Porostimur.com, Sanana – Ketua KNPI Kabupaten Kepulauan Sula Rifai Umasugi, menuding DPRD setempat abai terhadap kepentingan publik, menyusul ketidak hadiran para wakil rakyat itu pada kegiatan Focus Grup Discussion (FGD) yang digelar Polres Kepulauan Sula, Selasa kemarin.
“Ketidak hadiran ini membuktikan DPRD Kepulauan Sula tidak punya niat baik dan seakan mengabaikan kepetingan,” ungkap Rifai, Rabu (7/9/2022).

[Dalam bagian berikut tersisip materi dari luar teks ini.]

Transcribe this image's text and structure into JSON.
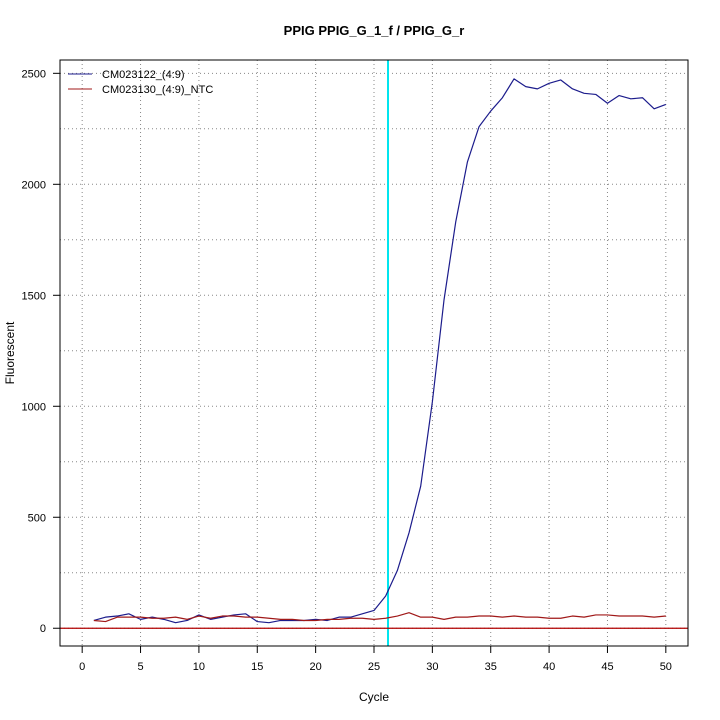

“Bisa dibilang ada dugaan besar oknum di dalam DPRD juga terlibat dalam kacaunya penyaluran BBM di Kepsul,” imbuhnya.
Rifai mengatakan, dalam situasi naiknya harga BBM saat ini, masyarakat sangat membutuhkan kehadiran DPRD sebagai perwakilan dari rakyat.
“Sebagai DPRD, mereka memiliki peran penting dalam situasi ini. Fungsi kontrol mereka sebagai wakil rakyat itu harus betul dapat dirasakan oleh rakyat dalam situasi sekarang ini,” tukasnya.
Sebelumnya, Kapolres Kepulauan Sula AKBP. Cahyo Widyatmoko, S.H, S.I.K, MH, menyatakan, pihaknya telah bersurat kepada pimpinan DPRD, bahkan dirinya sudah menghubungi dan berbicara dengan pimpinan DPRD melalui sambungan telepon.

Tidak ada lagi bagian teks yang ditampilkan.